SoylentNews is people
SoylentNews
Security researchers have released tools this week that could help users recover files encrypted by two relatively new ransomware threats: Bart and PowerWare.
PowerWare, also known as PoshCoder, was first spotted in March, when it was used in attacks against healthcare organizations. It stood out because it was implemented in Windows PowerShell, a scripting environment designed for automating system and application administration tasks.
Researchers from security firm Palo Alto Networks have recently found a new version of this threat that imitates a sophisticated and widespread ransomware program called Locky. It uses the extension .locky for encrypted files and also displays the same ransom note used by the real Locky ransomware.
This is not the first time the PowerWare/PoshCoder creators have imitated well-designed ransomware threats, probably in an attempt to convince users that there's no point in trying to recover their files without paying. In the past, they've used the CryptoWall and TeslaCrypt ransom notes.
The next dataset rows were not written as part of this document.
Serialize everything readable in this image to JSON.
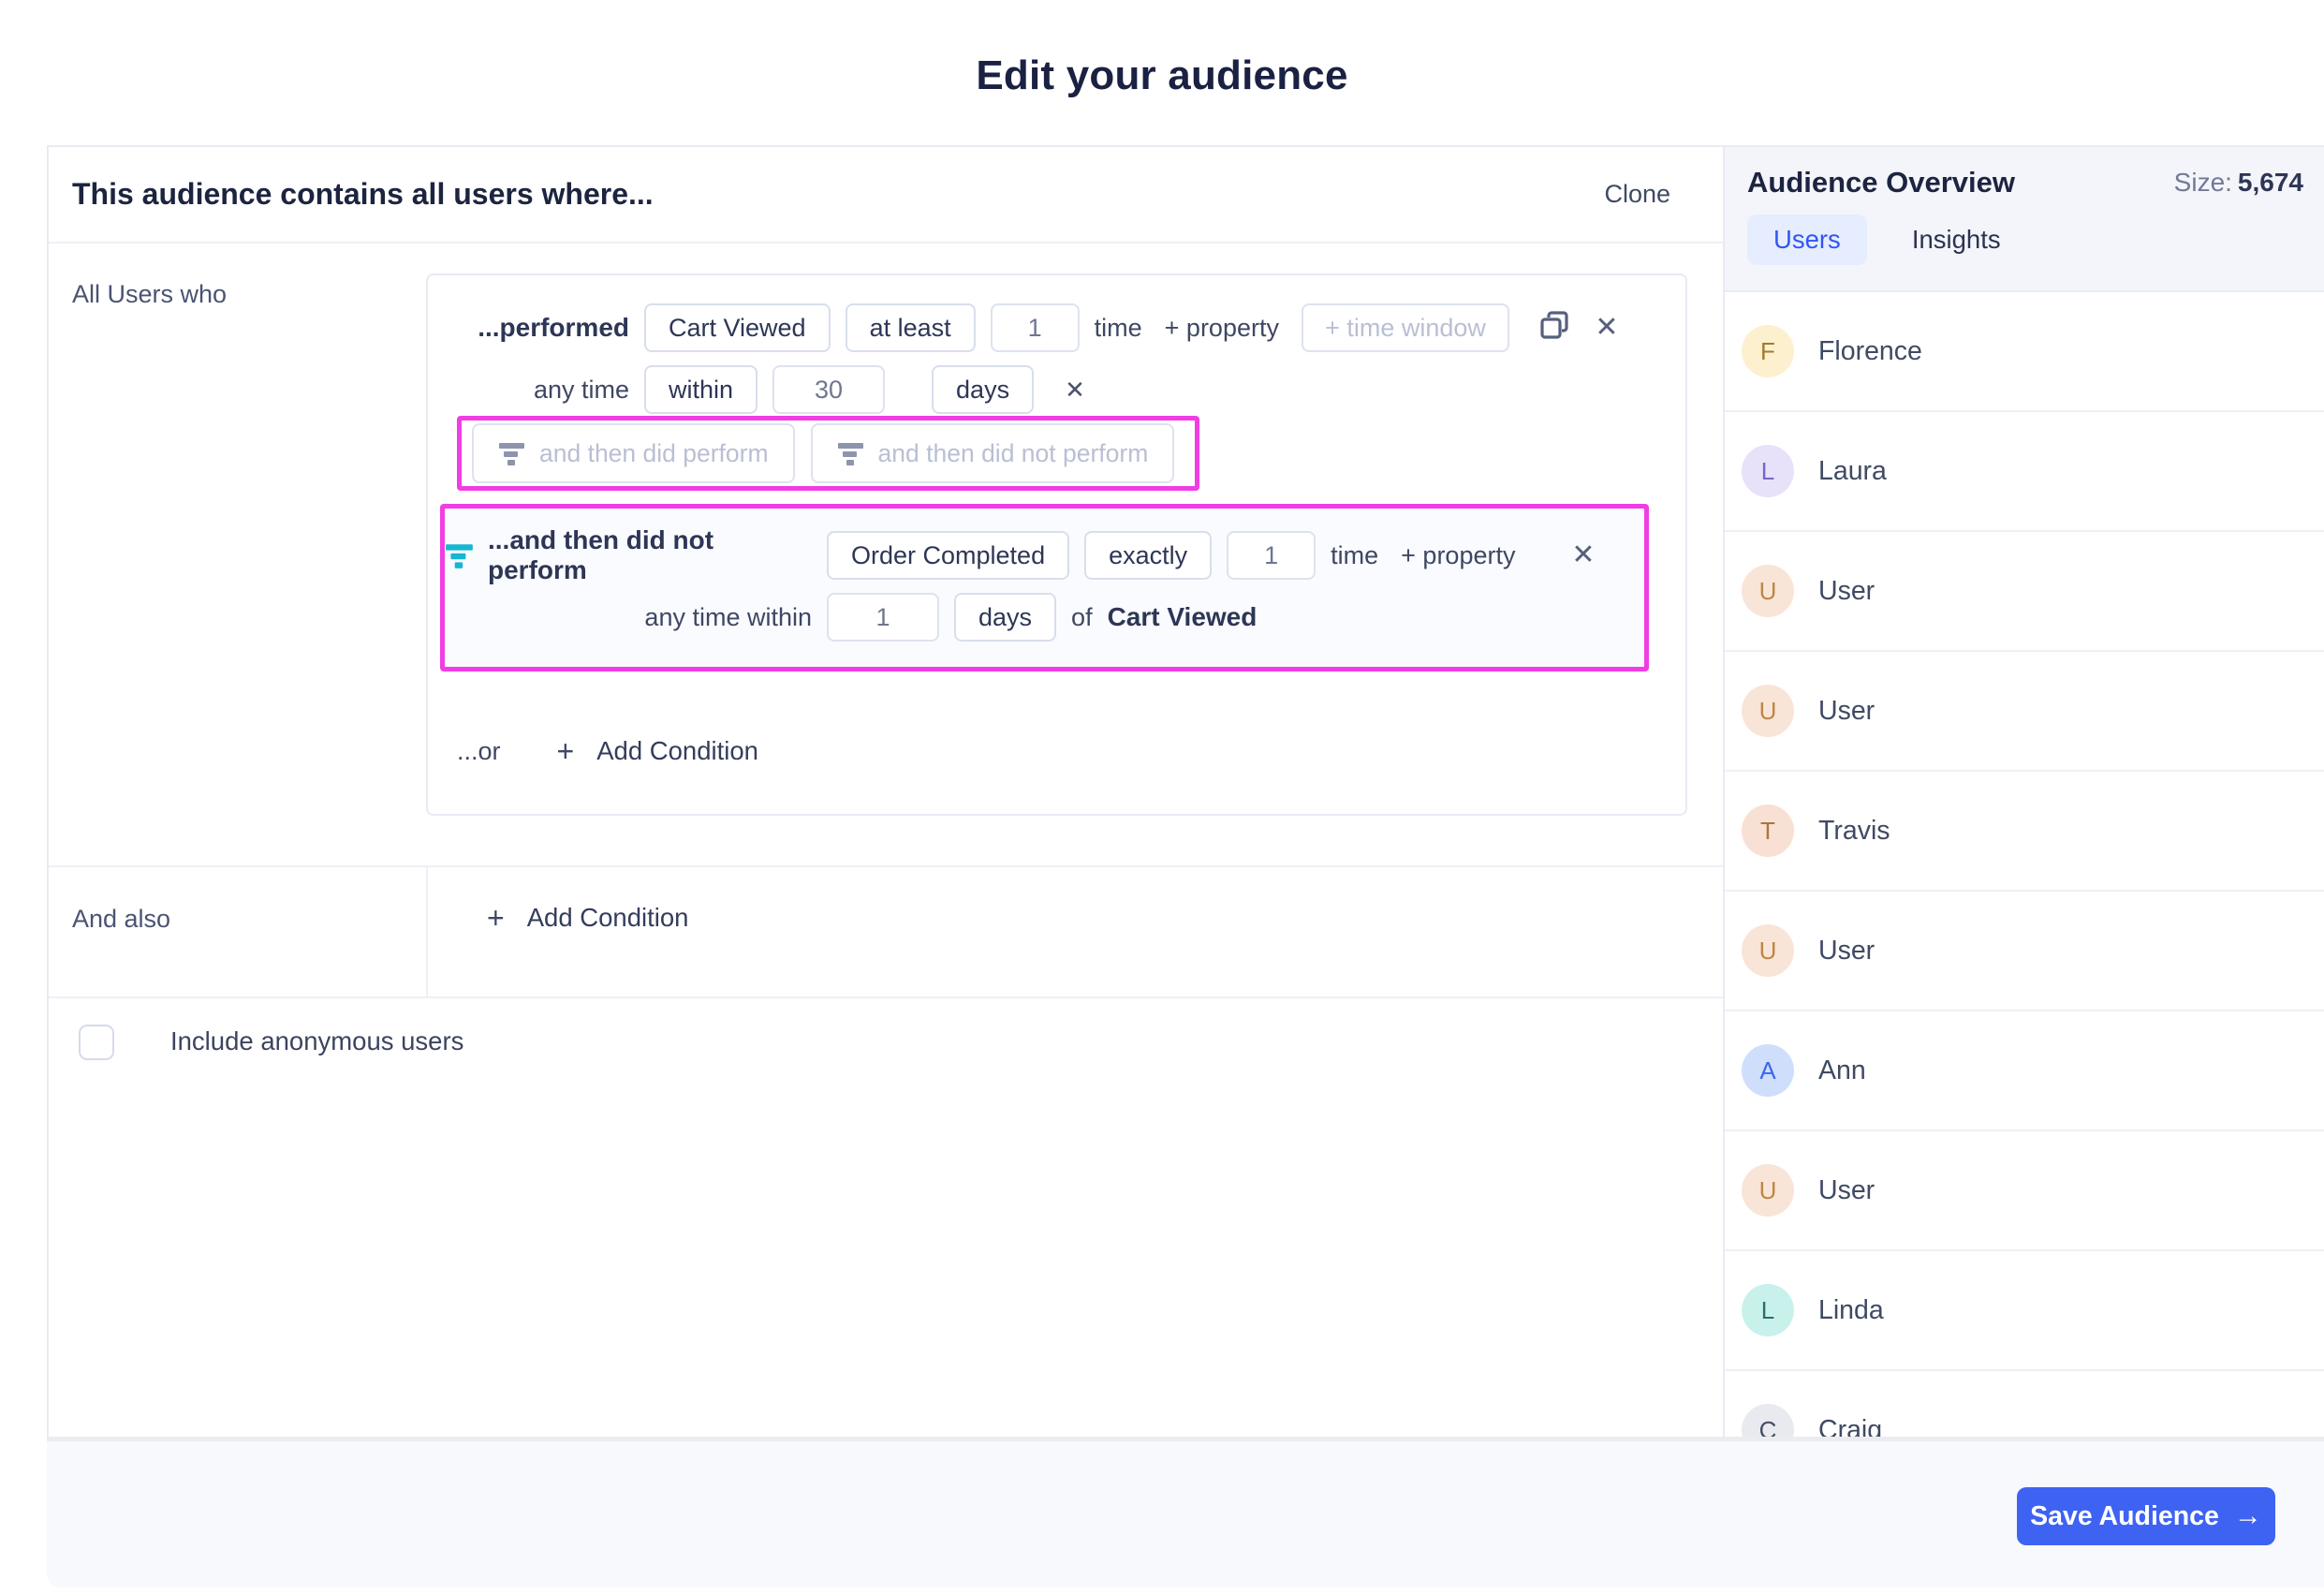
{
  "title": "Edit your audience",
  "editor": {
    "header": {
      "title": "This audience contains all users where...",
      "clone": "Clone"
    },
    "all_users": {
      "label": "All Users who",
      "performed": {
        "label": "...performed",
        "event": "Cart Viewed",
        "operator": "at least",
        "count": "1",
        "count_suffix": "time",
        "add_property": "+ property",
        "time_window_placeholder": "+ time window"
      },
      "time_row": {
        "label": "any time",
        "comparator": "within",
        "value": "30",
        "unit": "days"
      },
      "sequence_suggestions": {
        "did_perform": "and then did perform",
        "did_not_perform": "and then did not perform"
      },
      "sub_condition": {
        "label": "...and then did not perform",
        "event": "Order Completed",
        "operator": "exactly",
        "count": "1",
        "count_suffix": "time",
        "add_property": "+ property",
        "time_row": {
          "label": "any time within",
          "value": "1",
          "unit": "days",
          "of": "of",
          "reference_event": "Cart Viewed"
        }
      },
      "or_label": "...or",
      "add_condition": "Add Condition"
    },
    "and_also": {
      "label": "And also",
      "add_condition": "Add Condition"
    },
    "include_anonymous": "Include anonymous users"
  },
  "sidebar": {
    "title": "Audience Overview",
    "size_label": "Size:",
    "size_value": "5,674",
    "tabs": [
      {
        "label": "Users"
      },
      {
        "label": "Insights"
      }
    ],
    "users": [
      {
        "name": "Florence",
        "initial": "F",
        "bg": "#fdf0cf",
        "fg": "#a07c28"
      },
      {
        "name": "Laura",
        "initial": "L",
        "bg": "#e7e1f9",
        "fg": "#7665c8"
      },
      {
        "name": "User",
        "initial": "U",
        "bg": "#f9e4d8",
        "fg": "#bb8747"
      },
      {
        "name": "User",
        "initial": "U",
        "bg": "#f9e4d8",
        "fg": "#bb8747"
      },
      {
        "name": "Travis",
        "initial": "T",
        "bg": "#f9e0d4",
        "fg": "#a9763d"
      },
      {
        "name": "User",
        "initial": "U",
        "bg": "#f9e4d8",
        "fg": "#bb8747"
      },
      {
        "name": "Ann",
        "initial": "A",
        "bg": "#cfdefb",
        "fg": "#3b68ee"
      },
      {
        "name": "User",
        "initial": "U",
        "bg": "#f9e4d8",
        "fg": "#bb8747"
      },
      {
        "name": "Linda",
        "initial": "L",
        "bg": "#c9f1ec",
        "fg": "#2b6f68"
      },
      {
        "name": "Craig",
        "initial": "C",
        "bg": "#e8eaef",
        "fg": "#454e63"
      }
    ]
  },
  "footer": {
    "save": "Save Audience",
    "save_arrow": "→"
  },
  "icons": {
    "close": "✕",
    "plus": "+"
  },
  "colors": {
    "highlight_magenta": "#f13de4",
    "accent_blue": "#3e63f3",
    "filter_cyan": "#17b6d2"
  }
}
Luckily, PowerWare is nowhere near as strong as the ransomware programs it impersonates. It uses the AES-128 encryption algorithm, but with a hard-coded key, which allowed the Palo Alto researchers to create a decryption tool that should work at least for this latest variant.
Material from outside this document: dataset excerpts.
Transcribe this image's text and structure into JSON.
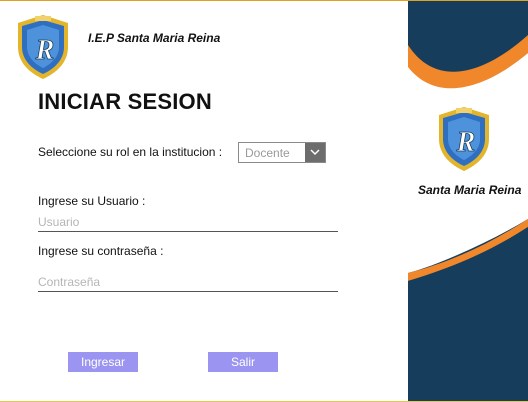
{
  "header": {
    "school_title": "I.E.P Santa Maria Reina",
    "logo_letter": "R"
  },
  "form": {
    "heading": "INICIAR SESION",
    "role_label": "Seleccione su rol en la institucion :",
    "role_selected": "Docente",
    "user_label": "Ingrese su Usuario :",
    "user_placeholder": "Usuario",
    "user_value": "",
    "password_label": "Ingrese su contraseña :",
    "password_placeholder": "Contraseña",
    "password_value": ""
  },
  "buttons": {
    "login_label": "Ingresar",
    "exit_label": "Salir"
  },
  "side_panel": {
    "brand_name": "Santa Maria Reina",
    "logo_letter": "R"
  },
  "colors": {
    "panel_bg": "#163e5c",
    "wave_orange": "#f0872a",
    "button_bg": "#9b94f0",
    "shield_blue": "#2f6fc2",
    "shield_gold": "#e3b52c"
  },
  "icons": {
    "dropdown": "chevron-down-icon",
    "logo": "shield-crest-icon"
  }
}
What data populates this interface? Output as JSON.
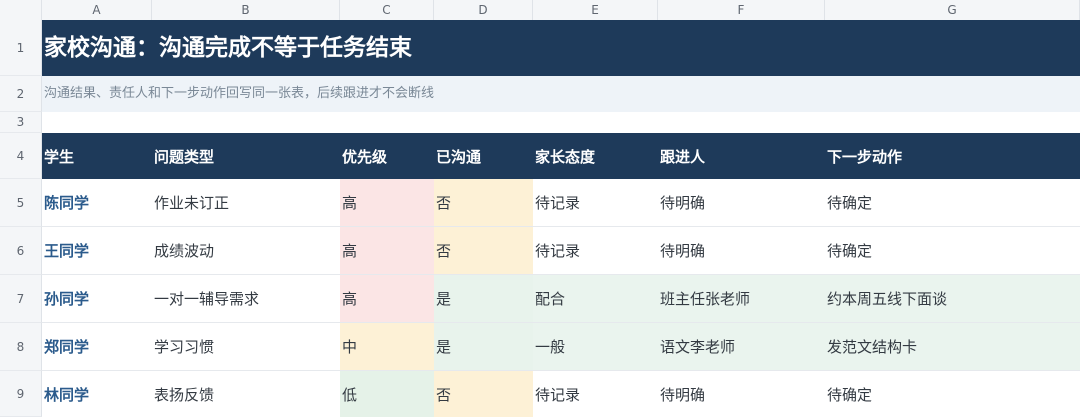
{
  "columns": [
    "A",
    "B",
    "C",
    "D",
    "E",
    "F",
    "G"
  ],
  "row_numbers": [
    "1",
    "2",
    "3",
    "4",
    "5",
    "6",
    "7",
    "8",
    "9"
  ],
  "title": "家校沟通：沟通完成不等于任务结束",
  "subtitle": "沟通结果、责任人和下一步动作回写同一张表，后续跟进才不会断线",
  "headers": {
    "student": "学生",
    "issue": "问题类型",
    "priority": "优先级",
    "contacted": "已沟通",
    "attitude": "家长态度",
    "follower": "跟进人",
    "next": "下一步动作"
  },
  "rows": [
    {
      "student": "陈同学",
      "issue": "作业未订正",
      "priority": "高",
      "contacted": "否",
      "attitude": "待记录",
      "follower": "待明确",
      "next": "待确定"
    },
    {
      "student": "王同学",
      "issue": "成绩波动",
      "priority": "高",
      "contacted": "否",
      "attitude": "待记录",
      "follower": "待明确",
      "next": "待确定"
    },
    {
      "student": "孙同学",
      "issue": "一对一辅导需求",
      "priority": "高",
      "contacted": "是",
      "attitude": "配合",
      "follower": "班主任张老师",
      "next": "约本周五线下面谈"
    },
    {
      "student": "郑同学",
      "issue": "学习习惯",
      "priority": "中",
      "contacted": "是",
      "attitude": "一般",
      "follower": "语文李老师",
      "next": "发范文结构卡"
    },
    {
      "student": "林同学",
      "issue": "表扬反馈",
      "priority": "低",
      "contacted": "否",
      "attitude": "待记录",
      "follower": "待明确",
      "next": "待确定"
    }
  ],
  "colors": {
    "header_bg": "#1e3a5a",
    "student_name": "#2b5b8c",
    "priority_high": "#fbe5e5",
    "priority_mid": "#fdf1d6",
    "priority_low": "#e5f2e8",
    "contacted_yes": "#e8f3ec",
    "contacted_no": "#fdf1d6"
  }
}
Also this week, researchers from antivirus firm AVG managed to crack another ransomware program called Bart that first appeared in June. This threat is notable because it locks files inside password-protected ZIP archives instead of using sophisticated encryption algorithms.
Bart infections are easy to identify because the affected files will have the extension .bart.zip appended to their original name and extension -- for example document.docx will become document.docx.bart.zip.
Bart's ZIP-based encryption uses a very long and complex password, but the AVG researchers have figured out a way to guess the key using brute-force methods. Their Bart decryption tool requires the user to have at least one unaffected copy of a file that has been encrypted.
-- submitted from IRC
(Score: 2) by frojack on Monday July 25 2016, @07:41PM
Keep in mind that they have the unencrypted zip (since they can zip the plain version of a file), and the encrypted version of same.
But since the ransomeware MOVES the documents (most often the only copy) into an encrypted zip, (with god only knows what other content), you don't actually have the original document with which you can make a new unencrypted zip for cracking. You might not actually have ANY document originals if the ransomware was left running long enough.
And yes, you are correct, TFS says you have to have at least one unencrypted copy of one document to use as a cracking source. That kind of suggests these weak ransomwares are using the same key on all their encrypted documents,
No, you are mistaken. I've always had this sig.
(Score: 1) by cbiltcliffe on Tuesday July 26 2016, @03:10PM
That kind of suggests these weak ransomwares are using the same key on all their encrypted documents,
Well, what makes you think ransomware developers are any smarter, security-wise, than the average person? I would be very surprised if ransomware wasn't full of vulnerabilities and bugs like this.